Document Type: Original Article
Ph.D. Student, Department of Civil Engineering, Semnan University, Semnan, Iran
Associate Professor, Department of Civil Engineering, Razi University, Kermanshah, Iran
Assistant Professor, Department of Civil Engineering, SemnanUniversity, Semnan, Iran
Ph. D. Student, Department of Civil Engineering, Razi University, Kermanshah, Iran
The simplest water diversion method in irrigation systems is using intakes. Measuring the mean velocity is one of the essential hydraulic parameters in increasing the efficiency of the intake. In this study, the mean velocity was predicted for different width ratios of an intake using ANN-MLP neural network model. In order to do that, the flow field within a 90-degree intake was first simulated three-dimensionally using ANSYS-CFX. The neural network used in this study includes 3 inputs; longitudinal coordinate (Y*), ratio of the branch channel to the main channel (wr), and mean velocity of the middle line of the channel cross section (V*line).
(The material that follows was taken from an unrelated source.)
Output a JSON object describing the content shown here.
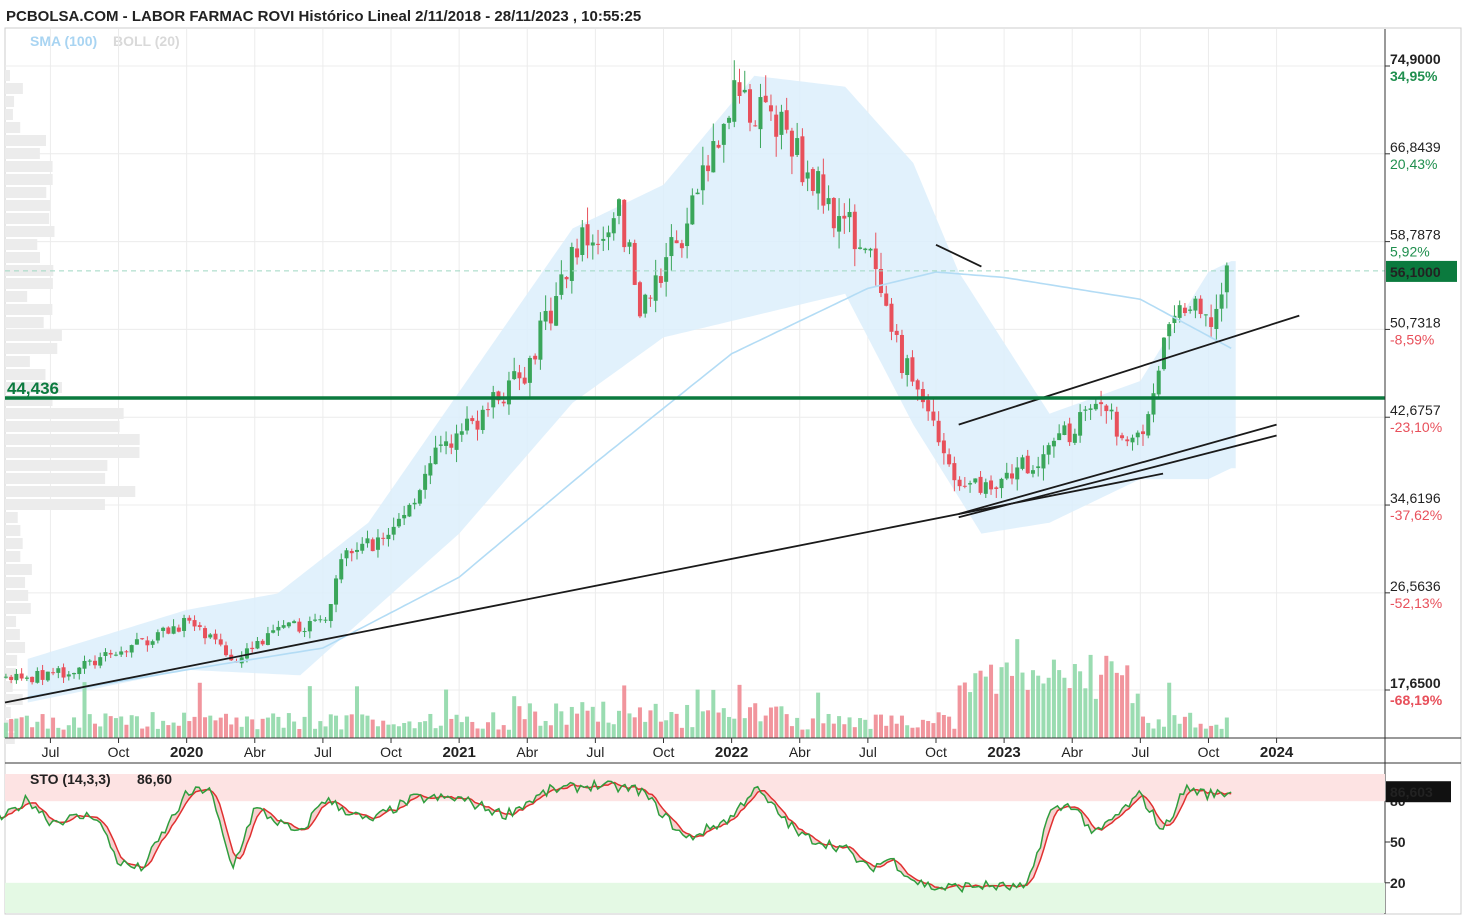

V*lineis the average velocity in the vertical column of the branch channel, which has been measured by the ANSYS-CFX model after the validation. Comparison of the ANSYS-CFX results with the experimental ones indicated that this model, with mean Root Mean Squared Error (RMSE) of 0.013, has a proper accuracy in simulating the characteristics of the flow field within the intake. In addition, comparison of the obtained results from ANN-MLP model and the experimental results indicated that this model, with mean determination coefficient (R2) of 0.948, has a high performance in predicting the mean velocity of open channel intakes.